Although historians note Louis XIV's promotion of science, art and technology in France, his insistence on absolute power based on the "divine right of kings," his persecution of Protestants and his system of favoritism in appointing provincial officials helped sow the seeds of civil unrest that eventually led to revolution years after his death. Louis XIV's aggressive plans to expand France's borders in the area of the Rhine River resulted in a war with Austria and its allies, the Netherlands, Prussia and England, which were all major European powers. The conflict, known as the War of the League of Augsburg, ended in a 1697 peace treaty that was perceived as a defeat for France, leaving the country in a state of financial exhaustion.

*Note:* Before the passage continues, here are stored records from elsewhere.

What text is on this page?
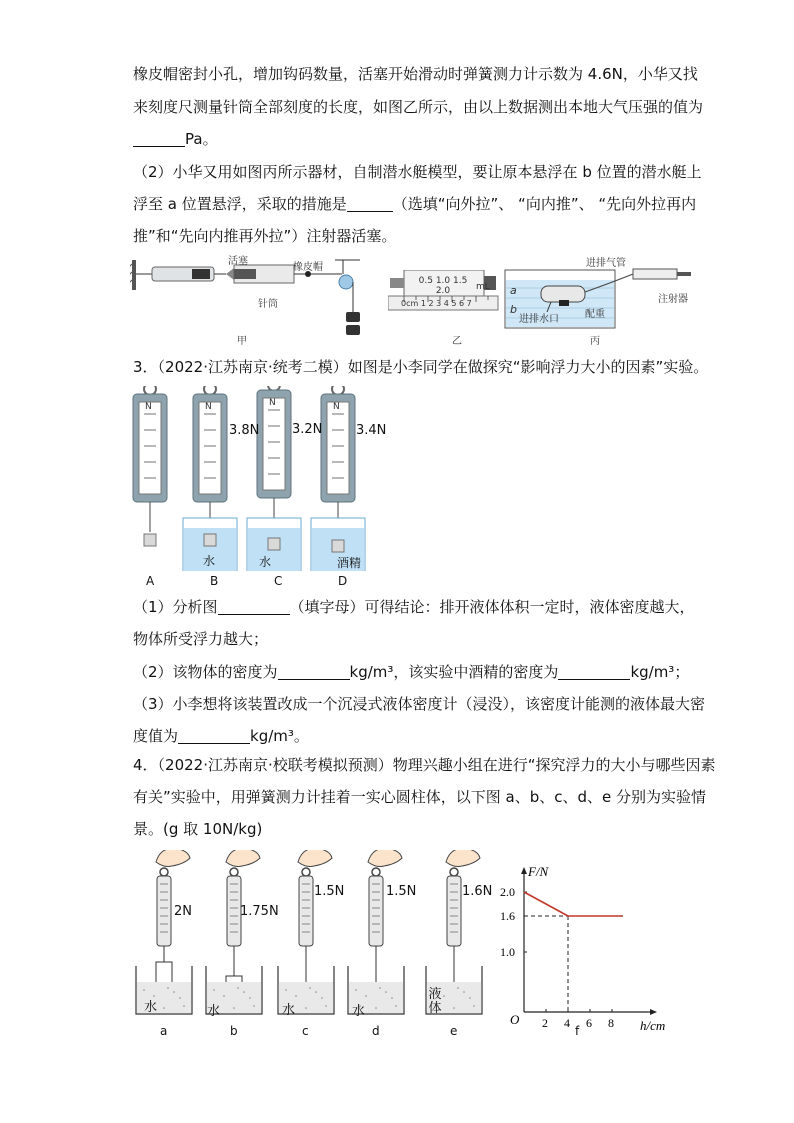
橡皮帽密封小孔，增加钩码数量，活塞开始滑动时弹簧测力计示数为 4.6N，小华又找
来刻度尺测量针筒全部刻度的长度，如图乙所示，由以上数据测出本地大气压强的值为
Pa。
（2）小华又用如图丙所示器材，自制潜水艇模型，要让原本悬浮在 b 位置的潜水艇上
浮至 a 位置悬浮，采取的措施是	（选填“向外拉”、 “向内推”、 “先向外拉再内
推”和“先向内推再外拉”）注射器活塞。
活塞
橡皮帽
针筒
甲
0.5 1.0 1.5 2.0	mL
0cm 1 2 3 4 5 6 7
乙
进排气管
注射器
a
b
进排水口	配重
丙
3．（2022·江苏南京·统考二模）如图是小李同学在做探究“影响浮力大小的因素”实验。
N	N	N	N
3.8N	3.2N	3.4N
水	水	酒精
A	B	C	D
（1）分析图	（填字母）可得结论：排开液体体积一定时，液体密度越大，
物体所受浮力越大；
（2）该物体的密度为	kg/m³，该实验中酒精的密度为	kg/m³；
（3）小李想将该装置改成一个沉浸式液体密度计（浸没），该密度计能测的液体最大密
度值为	kg/m³。
4．（2022·江苏南京·校联考模拟预测）物理兴趣小组在进行“探究浮力的大小与哪些因素
有关”实验中，用弹簧测力计挂着一实心圆柱体，以下图 a、b、c、d、e 分别为实验情
景。(g 取 10N/kg)
2N	1.75N
1.5N	1.5N	1.6N
水	水	水	水
液体
a	b	c	d	e
F/N
h/cm
O 2 4 6 8
2.0
1.6
1.0
f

Louis XIV, who was also called "the Sun King," was known for his extreme vanity, which was viewed by the writer Voltaire as the source of the king's continuing attempts at conquest and achieving glory. Around 4 years after the War of the League of Augsburg ended in September 1697, the War of the Spanish Succession began.
The war lasted 12 years and became one of the costliest conflicts in European history up until that time. Louis XIV increased taxes in order to cover the costs of the war and further alienated powerful factions in French society that included the nobility. Attempts by the king to ensure the continuance of his dynasty through his illegitimate sons only further exacerbated the resentment towards his absolutist reign.